В неопосредованном отображении действительности никак нельзя отказать TOBE ДИТЛЕВСЕН (1918–1976). Правда, угол зрения поэтессы достаточно узок – мир женской души, женская судьба, женская доля или, как вынесла она сама в заглавие поэтического сборника, «Женский нрав» (1955). Творчество Дитлевсен подчеркнуто автобиографично – это относится и к лирике, и к многочисленным прозаическим произведениям (романы «Обидел ребенка» (1941), «У нас есть только мы с тобой» (1954) и др.). Поэтесса писала и традиционным стихом, и свободным, причем, как представляется, верлибр был для нее более органичен. Может быть, правда, это связано с тем, что к свободному стиху поэтесса обратилась позже, преодолев уже период неизбежного ученичества у многочисленных предшественниц. Из ранних рифмованных стихов следует выделить небольшую поэму или, вернее, лирическую композицию «Улица детства», в которой на фоне элегических и ностальгических воспоминаний развернута широкая и психологически достоверная панорама жизни города. Точность бытовой и психологической характеристики, так сказать, поэтического портрета вообще была присуща Дитлевсен (например, стихотворение «Белый кельнер»), и можно только пожалеть, что поэтесса обращалась к жанровой лирике сравнительно редко, сосредоточив главное внимание на собственных интимных переживаниях.
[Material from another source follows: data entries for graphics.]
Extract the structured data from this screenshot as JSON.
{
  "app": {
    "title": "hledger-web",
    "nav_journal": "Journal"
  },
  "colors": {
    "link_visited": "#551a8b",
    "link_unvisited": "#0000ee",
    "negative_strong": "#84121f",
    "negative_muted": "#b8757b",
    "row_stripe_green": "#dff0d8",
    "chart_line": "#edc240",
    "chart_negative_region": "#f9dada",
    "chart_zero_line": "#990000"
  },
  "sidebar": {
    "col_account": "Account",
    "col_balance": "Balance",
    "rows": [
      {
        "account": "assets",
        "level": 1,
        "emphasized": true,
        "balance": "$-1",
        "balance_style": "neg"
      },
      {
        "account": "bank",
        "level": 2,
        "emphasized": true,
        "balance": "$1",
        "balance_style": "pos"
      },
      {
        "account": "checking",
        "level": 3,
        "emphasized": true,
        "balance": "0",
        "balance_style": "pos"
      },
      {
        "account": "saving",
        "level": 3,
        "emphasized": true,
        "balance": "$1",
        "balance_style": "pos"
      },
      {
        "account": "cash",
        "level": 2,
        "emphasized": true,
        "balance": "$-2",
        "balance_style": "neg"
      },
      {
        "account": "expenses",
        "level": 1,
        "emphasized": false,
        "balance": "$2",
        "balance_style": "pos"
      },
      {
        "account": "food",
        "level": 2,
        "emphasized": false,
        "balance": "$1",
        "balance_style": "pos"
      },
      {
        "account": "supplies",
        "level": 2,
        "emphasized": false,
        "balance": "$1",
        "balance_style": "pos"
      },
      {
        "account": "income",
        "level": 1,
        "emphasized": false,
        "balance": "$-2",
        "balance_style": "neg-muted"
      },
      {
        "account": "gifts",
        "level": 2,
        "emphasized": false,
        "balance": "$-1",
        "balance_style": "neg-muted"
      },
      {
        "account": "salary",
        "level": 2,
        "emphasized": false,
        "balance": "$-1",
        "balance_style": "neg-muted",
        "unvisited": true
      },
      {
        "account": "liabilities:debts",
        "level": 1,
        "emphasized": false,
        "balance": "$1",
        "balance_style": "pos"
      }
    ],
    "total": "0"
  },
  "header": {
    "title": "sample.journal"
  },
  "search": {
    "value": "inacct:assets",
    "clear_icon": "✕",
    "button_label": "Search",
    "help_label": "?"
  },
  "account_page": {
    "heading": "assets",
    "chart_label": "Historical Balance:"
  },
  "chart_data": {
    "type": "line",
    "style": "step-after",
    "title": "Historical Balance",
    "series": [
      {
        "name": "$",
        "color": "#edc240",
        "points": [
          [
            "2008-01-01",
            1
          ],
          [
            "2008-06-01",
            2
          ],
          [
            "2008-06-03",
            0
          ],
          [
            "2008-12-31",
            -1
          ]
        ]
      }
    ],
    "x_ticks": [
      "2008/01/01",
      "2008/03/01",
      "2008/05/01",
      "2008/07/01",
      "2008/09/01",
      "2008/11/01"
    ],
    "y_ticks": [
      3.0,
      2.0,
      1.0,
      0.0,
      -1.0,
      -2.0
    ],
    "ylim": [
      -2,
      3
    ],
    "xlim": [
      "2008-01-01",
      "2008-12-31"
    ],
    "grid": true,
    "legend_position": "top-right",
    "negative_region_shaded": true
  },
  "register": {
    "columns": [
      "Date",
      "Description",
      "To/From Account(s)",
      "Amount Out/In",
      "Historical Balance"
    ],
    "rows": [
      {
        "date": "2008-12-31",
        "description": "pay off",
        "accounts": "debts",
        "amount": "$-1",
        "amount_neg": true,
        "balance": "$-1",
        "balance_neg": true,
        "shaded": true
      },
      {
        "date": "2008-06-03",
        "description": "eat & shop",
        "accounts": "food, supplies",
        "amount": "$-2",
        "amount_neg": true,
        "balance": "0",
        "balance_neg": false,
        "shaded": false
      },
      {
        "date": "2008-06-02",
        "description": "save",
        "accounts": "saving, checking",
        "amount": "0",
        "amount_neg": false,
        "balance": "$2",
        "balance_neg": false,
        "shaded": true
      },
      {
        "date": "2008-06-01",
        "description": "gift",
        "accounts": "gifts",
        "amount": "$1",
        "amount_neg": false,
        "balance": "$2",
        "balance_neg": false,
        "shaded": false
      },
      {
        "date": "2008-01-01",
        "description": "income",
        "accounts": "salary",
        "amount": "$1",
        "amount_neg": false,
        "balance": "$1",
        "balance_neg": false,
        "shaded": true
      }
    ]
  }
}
Любовная лирика Дитлевсен не складывается в привычный лирический дневник (самый, пожалуй, распространенный вид «женской поэзии» и на Западе, и у нас); скорее можно говорить об испытании любовью, которому поэтесса подвергает свою лирическую героиню не столько в различных житейских ситуациях, сколько в том или ином душевном состоянии, чуждаясь последовательного повествования «о времени и о себе». Здесь и поиски «определения любви» (по слову Бориса Пастернака и англичанина Эндрю Марвелла), причем чаще всего – от противного:

Здесь и мучительный отказ от прошлого, как в поразительном стихотворении «Другие», героиня которого требует – у властей, у полиции, у слесарей, умеющих изготовлять надежные замки, – защиты от посягательств на нее со стороны тех, кто, увы, имеет на это право, ибо оказывался когда-то предметом ее чувств. Здесь и прямо противоположные этому попытки дозвониться «по номеру, что вычеркнут вчера из книжки записной, а новые под ним уже теснятся, кичливо отрицая все связи с прошлым». Здесь и попытки подняться до платонического идеала любви («Прекрасный сон»). Любовная лирика в позднем творчестве Дитлевсен естественно перерастает в лирику философских раздумий. «Старая дама», какою оказывается теперь лирическая героиня, помнит себя и ребенком, и юной девушкой, но уже не в силах сложить из этих воспоминаний цельный образ, «будто кадры на пленке наезжают один на другой». Теперь, «когда все слишком поздно», наступает некое безрадостное успокоение, и внешний мир возвращается в стихи Дитлевсен (сборник «Взрослые», 1969), но это возвращение окрашено в тона глубокой печали.